5. Hit the supermarket salad bar. Produce shopping can be a real conundrum for singles and couples. (Someone please tell me: How does one person finish an entire bunch of celery without resorting to ants on a log for every meal?) Allison Breyer Everett avoids excess by buying precise amounts of pre-chopped veggies from the grocery store salad bar.

6. Rein it in at the farmers market. Many of you, it seems, have the same problem as the Lantern: You fall in love with exotic produce over the weekend, but during the workweek you’re too tired to learn how to cook the damn things. Stephanie Hershinow advises that you limit your experimental purchases, like ramps and rhubarb, to things you plan to prepare that same weekend.“Once you know how to use something, it can be considered a workweek ingredient.”

7. Wash and prep fruit and vegetables right away. This helps combat workweek weariness. Dry everything thoroughly before you put it in the fridge—surface moisture provides a nice environment for decay-causing bacteria and fungi. Adel Kader, a postharvest produce expert from the University of California-Davis, suggests using a spinner and then keeping the ingredients in plastic bags or containers. Note that cutting fruits and veggies can double the rate of deterioration; Kader suggests using any cut produce within two days. (More produce storage tips can be found here [PDF].)

8. Keep track of what’s in your fridge and pantry, with expiration dates. An up-to-date inventory not only prevents you from accidentally re-buying items but can also alert you to what’s teetering on the edge of spoilage. Some readers use a simple notepad and pencil; others have developed more elaborate systems: “We put a white board on the fridge and everything that goes into the fridge gets written down on the board,” says one commenter. “We write down perishable stuff in red ink, stable stuff in green, one section for ingredients and another for leftovers.”

9. Use the freezer—and use it wisely. A handful of readers extolled the virtues of the vacuum sealer and those green plastic produce bags for keeping food fresh. But the most popular suggestion by far was the humble freezer. Keep a container in there for chicken carcasses, freezer-burned drumsticks, onion tops, and carrot peelings; when it’s full, simmer all the contents to make stock. Ann Dorough blanches and freezes on-the-verge produce for later use. Jenna roasts vegetables (except for cucumbers and leafy stuff) before they go bad and then tosses them into a freezer bag; the constantly evolving mix goes into lasagna, soup, pizza, or casseroles. Fruit that’s about to go bad can be frozen for smoothies, and at least four of you sang the praises of banana bread made from frozen, mushy Chiquitas.

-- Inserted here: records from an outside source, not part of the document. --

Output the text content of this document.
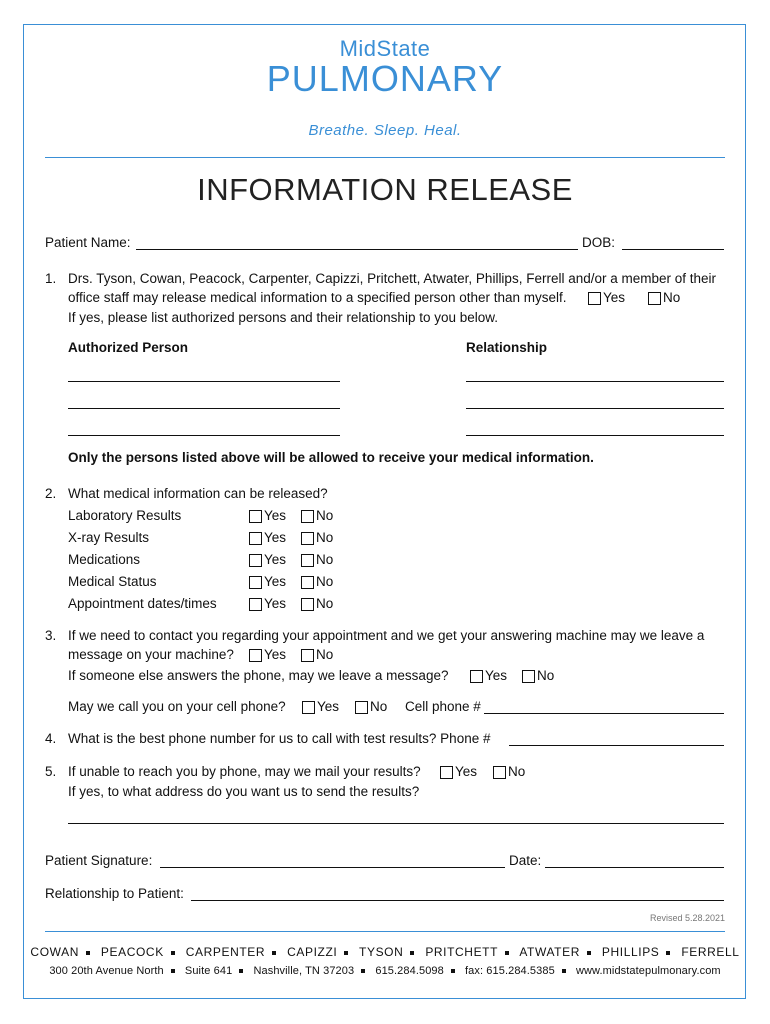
MidState
PULMONARY
Breathe. Sleep. Heal.
INFORMATION RELEASE
Patient Name:	DOB:
1. Drs. Tyson, Cowan, Peacock, Carpenter, Capizzi, Pritchett, Atwater, Phillips, Ferrell and/or a member of their
office staff may release medical information to a specified person other than myself.	Yes	No
If yes, please list authorized persons and their relationship to you below.
Authorized Person	Relationship
Only the persons listed above will be allowed to receive your medical information.
2. What medical information can be released?
Laboratory Results	Yes No
X-ray Results	Yes No
Medications	Yes No
Medical Status	Yes No
Appointment dates/times	Yes No
3. If we need to contact you regarding your appointment and we get your answering machine may we leave a
message on your machine? Yes No
If someone else answers the phone, may we leave a message?	Yes No
May we call you on your cell phone? Yes No Cell phone #
4. What is the best phone number for us to call with test results? Phone #
5. If unable to reach you by phone, may we mail your results?	Yes No
If yes, to what address do you want us to send the results?
Patient Signature:	Date:
Relationship to Patient:
Revised 5.28.2021
COWAN PEACOCK CARPENTER CAPIZZI TYSON PRITCHETT ATWATER PHILLIPS FERRELL
300 20th Avenue North Suite 641 Nashville, TN 37203 615.284.5098 fax: 615.284.5385 www.midstatepulmonary.com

Meanwhile, Kristin Dzugan uses her freezer as soon as she gets home from the store, parsing out six-serving jars of pasta sauce into two-serving cups. (“This also keeps us from over-eating,” she notes.) Other readers suggest freezing individual portions of prepared food for later consumption.

10. Schedule in your leftovers. After 46 years of marriage, John and Willie Wright have hit upon a winning system: “We eat ‘new’ food on Monday, Tuesday, and Wednesday nights, then on Thursday we have ‘smorgasbord’ with the leftovers from those three nights.”

A popular variation on smorgasbord night was “back of the fridge night,” when you challenge yourself to prepare a meal out of nothing but end-of-the-shopping-week ingredients. To do this, bone up on a handful of what reader Venkatesh Rao calls “meta recipes”—flexible dishes like quiches, stir-fries, stews, and dals that can easily accommodate a wide variety of ingredients. The Lantern loves using Mark Bittman’s Food Matters cookbook for just this purpose. Several of you also recommended allrecipes.com, where you can search for dishes that incorporate up to four different ingredients.